Restaurant

It started as a vague rumor and now it has become terrifying reality. For one reason or the other – we are not at all sure why – our restaurant staff has left and we are about to receive a completely new manager, new chef, or even chefs, new waiters even. The rumors are flying and our culinary future is being discussed heatedly.
“I know those new people, says one neighbor who lives on the 6th floor, I’ve often eaten in one of their restaurants, and their cuisine is superb!”
“What are you talking about?” says Rebecca, “their chef comes from Morocco, and the spices he uses are pure disaster! Could be I’ll have to start cooking again!” she adds looking very worried.
Of course Morocco is quite a distance from Berlin.
“There is nothing as good as Moroccan food,” says Adina who was born and raised in Tunis, “if their chef is Moroccan, we will really start to enjoy our meals!”
I am not sure I want to enjoy my meals, I think to myself, for a whole week I enjoyed eating in Italy, and where did it get me? I imported more than a kilo of myself to Israel and this even duty free!
The new restaurant will open its doors sometime next week and until then it is a welcome subject for general speculation and discussion because no one knows what we will eat in the future.
All residents here brought along their taste for food from different countries and I still remember one man whom I met when I entered the Towers. He was born and raised in Romania, and thought that he could not survive without Romanian food.
“At least twice a week,” he said to me, “I walk out of this house straight into a Romanian restaurant and eat my fill. When I return, no one here comes near because I reek of garlic a mile away, and you know what? It is worth it!”
Having been raised in a home where food was Austrian/Polish/Romanian I can adjust to most kinds of foods without great problems, except of course, to oriental, very spicy dishes which burn my tongue and which some of the people here enjoy.
My own children, born here but living abroad, fall upon oriental food as soon as they come here for a visit. My figure-conscious daughter forgets all good resolutions and simply digs in without a thought. Both my children, raised in this country, still seem to have some atavistic Romanian strain in addition; along with so-called Israeli delicacies, they also eat happily in a Rumanian restaurant.
If the subject “international food” comes up, I really wonder if such a thing exists.

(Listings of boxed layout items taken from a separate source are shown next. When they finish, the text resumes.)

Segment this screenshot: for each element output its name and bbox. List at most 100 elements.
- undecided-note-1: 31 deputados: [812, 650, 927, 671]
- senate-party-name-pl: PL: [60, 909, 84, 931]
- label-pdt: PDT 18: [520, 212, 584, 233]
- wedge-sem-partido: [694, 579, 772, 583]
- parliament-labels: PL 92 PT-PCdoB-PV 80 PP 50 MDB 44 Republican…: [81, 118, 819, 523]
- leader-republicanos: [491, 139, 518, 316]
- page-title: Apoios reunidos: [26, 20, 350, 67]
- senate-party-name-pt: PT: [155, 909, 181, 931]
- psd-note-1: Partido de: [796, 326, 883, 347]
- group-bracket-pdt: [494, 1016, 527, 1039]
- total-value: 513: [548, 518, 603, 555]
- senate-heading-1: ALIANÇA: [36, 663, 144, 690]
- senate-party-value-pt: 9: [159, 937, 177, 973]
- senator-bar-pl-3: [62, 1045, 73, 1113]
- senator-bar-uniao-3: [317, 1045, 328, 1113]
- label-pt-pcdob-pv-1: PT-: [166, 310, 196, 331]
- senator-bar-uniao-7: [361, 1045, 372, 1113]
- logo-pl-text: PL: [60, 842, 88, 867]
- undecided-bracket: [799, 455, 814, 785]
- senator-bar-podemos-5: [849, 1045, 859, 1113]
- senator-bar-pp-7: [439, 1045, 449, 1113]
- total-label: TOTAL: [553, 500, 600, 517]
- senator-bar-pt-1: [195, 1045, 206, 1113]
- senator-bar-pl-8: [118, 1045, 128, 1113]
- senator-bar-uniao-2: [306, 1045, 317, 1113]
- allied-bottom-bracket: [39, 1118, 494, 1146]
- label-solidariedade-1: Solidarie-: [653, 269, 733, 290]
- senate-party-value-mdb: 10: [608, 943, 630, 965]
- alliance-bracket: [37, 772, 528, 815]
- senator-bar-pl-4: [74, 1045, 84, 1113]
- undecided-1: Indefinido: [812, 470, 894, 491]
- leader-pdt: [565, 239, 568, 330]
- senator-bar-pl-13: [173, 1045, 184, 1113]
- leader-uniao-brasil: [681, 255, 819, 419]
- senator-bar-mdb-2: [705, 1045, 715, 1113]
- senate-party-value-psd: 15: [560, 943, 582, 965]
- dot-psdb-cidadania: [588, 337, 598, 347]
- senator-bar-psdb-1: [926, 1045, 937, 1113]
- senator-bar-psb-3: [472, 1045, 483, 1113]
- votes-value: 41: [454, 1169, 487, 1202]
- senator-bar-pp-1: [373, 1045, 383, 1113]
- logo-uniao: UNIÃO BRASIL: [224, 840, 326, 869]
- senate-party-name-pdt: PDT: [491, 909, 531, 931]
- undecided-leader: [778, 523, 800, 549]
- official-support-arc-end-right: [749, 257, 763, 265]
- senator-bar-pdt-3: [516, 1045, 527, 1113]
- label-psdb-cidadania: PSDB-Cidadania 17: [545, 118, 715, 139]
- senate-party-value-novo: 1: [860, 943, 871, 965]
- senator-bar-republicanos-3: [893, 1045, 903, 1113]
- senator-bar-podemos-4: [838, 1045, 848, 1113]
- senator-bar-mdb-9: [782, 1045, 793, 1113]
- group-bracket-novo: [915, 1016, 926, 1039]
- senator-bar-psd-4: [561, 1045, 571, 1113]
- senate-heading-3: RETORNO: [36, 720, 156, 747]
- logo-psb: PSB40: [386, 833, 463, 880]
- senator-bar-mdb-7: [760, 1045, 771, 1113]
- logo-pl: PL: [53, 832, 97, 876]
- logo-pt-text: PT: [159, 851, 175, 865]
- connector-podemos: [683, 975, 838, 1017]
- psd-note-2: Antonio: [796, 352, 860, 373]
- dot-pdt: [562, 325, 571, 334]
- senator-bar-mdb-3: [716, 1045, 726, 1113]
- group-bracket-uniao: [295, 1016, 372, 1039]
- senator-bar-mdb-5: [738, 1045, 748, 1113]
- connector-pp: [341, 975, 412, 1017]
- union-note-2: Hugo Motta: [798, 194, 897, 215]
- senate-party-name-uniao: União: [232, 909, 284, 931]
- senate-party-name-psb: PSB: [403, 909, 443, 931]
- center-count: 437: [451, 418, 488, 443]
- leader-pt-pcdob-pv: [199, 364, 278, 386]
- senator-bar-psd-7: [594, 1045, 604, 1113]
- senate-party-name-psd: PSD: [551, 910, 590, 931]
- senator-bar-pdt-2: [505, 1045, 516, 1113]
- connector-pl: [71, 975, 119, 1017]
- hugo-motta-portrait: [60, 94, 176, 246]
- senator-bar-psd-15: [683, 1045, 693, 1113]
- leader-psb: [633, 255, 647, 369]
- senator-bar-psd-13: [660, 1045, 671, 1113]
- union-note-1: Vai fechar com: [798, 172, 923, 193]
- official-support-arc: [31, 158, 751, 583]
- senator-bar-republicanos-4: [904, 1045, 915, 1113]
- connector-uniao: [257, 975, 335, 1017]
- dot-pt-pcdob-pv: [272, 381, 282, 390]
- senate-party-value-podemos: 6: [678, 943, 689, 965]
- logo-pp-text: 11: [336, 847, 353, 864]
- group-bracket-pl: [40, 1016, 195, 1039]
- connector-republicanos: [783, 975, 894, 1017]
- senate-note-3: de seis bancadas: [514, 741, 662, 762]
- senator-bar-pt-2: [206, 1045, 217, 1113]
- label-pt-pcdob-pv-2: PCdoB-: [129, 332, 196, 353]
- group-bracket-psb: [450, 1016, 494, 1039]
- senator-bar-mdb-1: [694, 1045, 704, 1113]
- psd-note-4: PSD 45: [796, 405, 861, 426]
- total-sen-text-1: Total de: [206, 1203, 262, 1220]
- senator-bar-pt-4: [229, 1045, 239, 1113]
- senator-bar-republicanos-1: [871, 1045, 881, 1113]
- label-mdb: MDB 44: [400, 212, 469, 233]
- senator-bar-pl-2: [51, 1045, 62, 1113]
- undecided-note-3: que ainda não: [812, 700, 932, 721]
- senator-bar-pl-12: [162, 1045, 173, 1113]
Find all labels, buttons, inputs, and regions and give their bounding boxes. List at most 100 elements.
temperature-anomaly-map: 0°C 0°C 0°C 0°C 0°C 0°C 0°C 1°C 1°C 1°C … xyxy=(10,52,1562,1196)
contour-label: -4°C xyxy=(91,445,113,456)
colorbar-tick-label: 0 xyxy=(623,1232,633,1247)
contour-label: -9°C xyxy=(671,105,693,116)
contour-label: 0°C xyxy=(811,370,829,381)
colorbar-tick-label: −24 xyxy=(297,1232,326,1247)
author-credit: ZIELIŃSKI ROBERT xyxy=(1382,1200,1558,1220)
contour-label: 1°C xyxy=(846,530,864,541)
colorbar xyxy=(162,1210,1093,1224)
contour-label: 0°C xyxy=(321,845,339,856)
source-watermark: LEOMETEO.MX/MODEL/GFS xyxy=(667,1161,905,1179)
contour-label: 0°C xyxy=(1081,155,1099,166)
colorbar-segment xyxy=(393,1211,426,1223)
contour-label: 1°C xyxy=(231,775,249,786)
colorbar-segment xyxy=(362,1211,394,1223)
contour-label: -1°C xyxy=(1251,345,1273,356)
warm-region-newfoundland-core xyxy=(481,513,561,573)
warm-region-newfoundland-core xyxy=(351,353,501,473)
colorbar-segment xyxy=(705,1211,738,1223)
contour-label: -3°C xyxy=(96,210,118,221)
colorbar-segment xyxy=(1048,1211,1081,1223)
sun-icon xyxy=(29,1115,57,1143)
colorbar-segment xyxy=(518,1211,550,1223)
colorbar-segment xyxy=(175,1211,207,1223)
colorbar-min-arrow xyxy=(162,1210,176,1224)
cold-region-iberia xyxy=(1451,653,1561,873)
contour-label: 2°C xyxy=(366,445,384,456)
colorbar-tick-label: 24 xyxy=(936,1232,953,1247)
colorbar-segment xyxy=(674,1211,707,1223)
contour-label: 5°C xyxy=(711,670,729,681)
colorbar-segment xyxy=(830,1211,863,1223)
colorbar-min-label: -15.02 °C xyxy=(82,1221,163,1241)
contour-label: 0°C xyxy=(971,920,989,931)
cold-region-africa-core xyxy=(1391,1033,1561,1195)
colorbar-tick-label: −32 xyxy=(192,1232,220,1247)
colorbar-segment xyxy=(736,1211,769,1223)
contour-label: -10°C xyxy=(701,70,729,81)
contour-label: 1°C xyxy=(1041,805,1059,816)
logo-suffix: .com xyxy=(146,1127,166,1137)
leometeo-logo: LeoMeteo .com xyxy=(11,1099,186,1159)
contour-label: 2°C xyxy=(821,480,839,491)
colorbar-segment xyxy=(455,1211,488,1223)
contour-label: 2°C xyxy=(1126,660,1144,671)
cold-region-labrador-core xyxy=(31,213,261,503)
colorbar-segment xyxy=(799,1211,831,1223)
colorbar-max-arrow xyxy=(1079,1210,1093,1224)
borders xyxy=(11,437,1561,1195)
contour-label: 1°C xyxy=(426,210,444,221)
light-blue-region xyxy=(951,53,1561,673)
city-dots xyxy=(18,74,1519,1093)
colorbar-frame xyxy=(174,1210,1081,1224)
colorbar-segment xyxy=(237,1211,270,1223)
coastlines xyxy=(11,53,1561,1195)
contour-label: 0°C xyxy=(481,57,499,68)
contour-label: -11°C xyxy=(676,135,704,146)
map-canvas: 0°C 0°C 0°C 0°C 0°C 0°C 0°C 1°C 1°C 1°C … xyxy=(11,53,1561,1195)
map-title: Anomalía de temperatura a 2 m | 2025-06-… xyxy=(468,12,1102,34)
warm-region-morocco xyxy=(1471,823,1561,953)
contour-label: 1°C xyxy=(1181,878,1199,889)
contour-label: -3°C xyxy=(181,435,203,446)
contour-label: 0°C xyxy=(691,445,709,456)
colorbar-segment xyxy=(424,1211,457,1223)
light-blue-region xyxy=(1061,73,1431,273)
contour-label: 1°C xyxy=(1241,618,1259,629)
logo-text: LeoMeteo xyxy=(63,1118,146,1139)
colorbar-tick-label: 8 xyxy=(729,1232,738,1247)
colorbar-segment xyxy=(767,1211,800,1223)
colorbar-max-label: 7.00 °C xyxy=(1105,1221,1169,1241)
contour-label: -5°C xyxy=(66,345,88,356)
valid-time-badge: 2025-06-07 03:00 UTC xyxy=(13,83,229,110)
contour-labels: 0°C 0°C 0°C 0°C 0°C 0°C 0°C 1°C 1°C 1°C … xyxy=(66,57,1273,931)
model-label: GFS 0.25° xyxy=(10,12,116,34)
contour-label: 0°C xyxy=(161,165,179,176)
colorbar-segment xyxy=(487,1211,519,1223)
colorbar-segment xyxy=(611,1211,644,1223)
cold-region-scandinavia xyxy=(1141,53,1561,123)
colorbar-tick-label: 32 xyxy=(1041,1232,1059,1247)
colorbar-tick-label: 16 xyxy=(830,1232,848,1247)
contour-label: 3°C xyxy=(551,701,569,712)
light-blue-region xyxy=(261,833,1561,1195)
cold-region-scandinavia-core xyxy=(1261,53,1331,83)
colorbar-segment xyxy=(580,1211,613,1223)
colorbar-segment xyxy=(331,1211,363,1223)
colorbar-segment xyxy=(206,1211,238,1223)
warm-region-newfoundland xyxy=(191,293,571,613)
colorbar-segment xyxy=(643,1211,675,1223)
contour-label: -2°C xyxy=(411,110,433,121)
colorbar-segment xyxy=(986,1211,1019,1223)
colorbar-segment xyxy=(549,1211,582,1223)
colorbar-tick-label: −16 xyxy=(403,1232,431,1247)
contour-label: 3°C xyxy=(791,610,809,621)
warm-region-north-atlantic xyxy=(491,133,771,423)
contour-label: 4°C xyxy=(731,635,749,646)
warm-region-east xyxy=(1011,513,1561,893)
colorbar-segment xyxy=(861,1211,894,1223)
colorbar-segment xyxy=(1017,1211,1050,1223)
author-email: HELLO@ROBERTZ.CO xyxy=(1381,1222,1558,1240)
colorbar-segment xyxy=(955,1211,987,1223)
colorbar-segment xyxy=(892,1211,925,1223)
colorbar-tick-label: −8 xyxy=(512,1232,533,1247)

It would take a lot of tolerance for, say, a Polish man to enjoy the same food as a South African woman. Or maybe he would, provided he is in love. It still remains a questionable matter.
I remember one evening during a stay in New York when my two Cuban born cousins who have lived in the US for many years, took me to their favorite Cuban restaurant; they were so happy with the food there, that they even stopped talking for a while, which they rarely do. I hardly ate anything, and for a while I forgot that I love them dearly and I didn’t want to be their cousin anymore! I watched in amazement when they even took doggie bags home and when they offered me one, I thought it would take quite a while until I’d forgive them! 
Fifty five years ago while living in Curacao, I recall my aunt’s two servant women cooking something very strange for themselves in an immense pot. There was meat in there and fish and I don’t know what else. It was a gelatinous gray mass, it smelled bad and it was called gumbo, if I remember right. It is a favorite food in the Caribbean.
My aunt and uncle as well as their daughters had lived enough time on the island to have acquired a different taste in food, and were delighted when the girls invited them to join in this weird meal. When I refused such an invitation, I was told:
“You don’t know what you are missing!”
I gladly missed, as I sometimes gladly miss a certain food right here in my own country!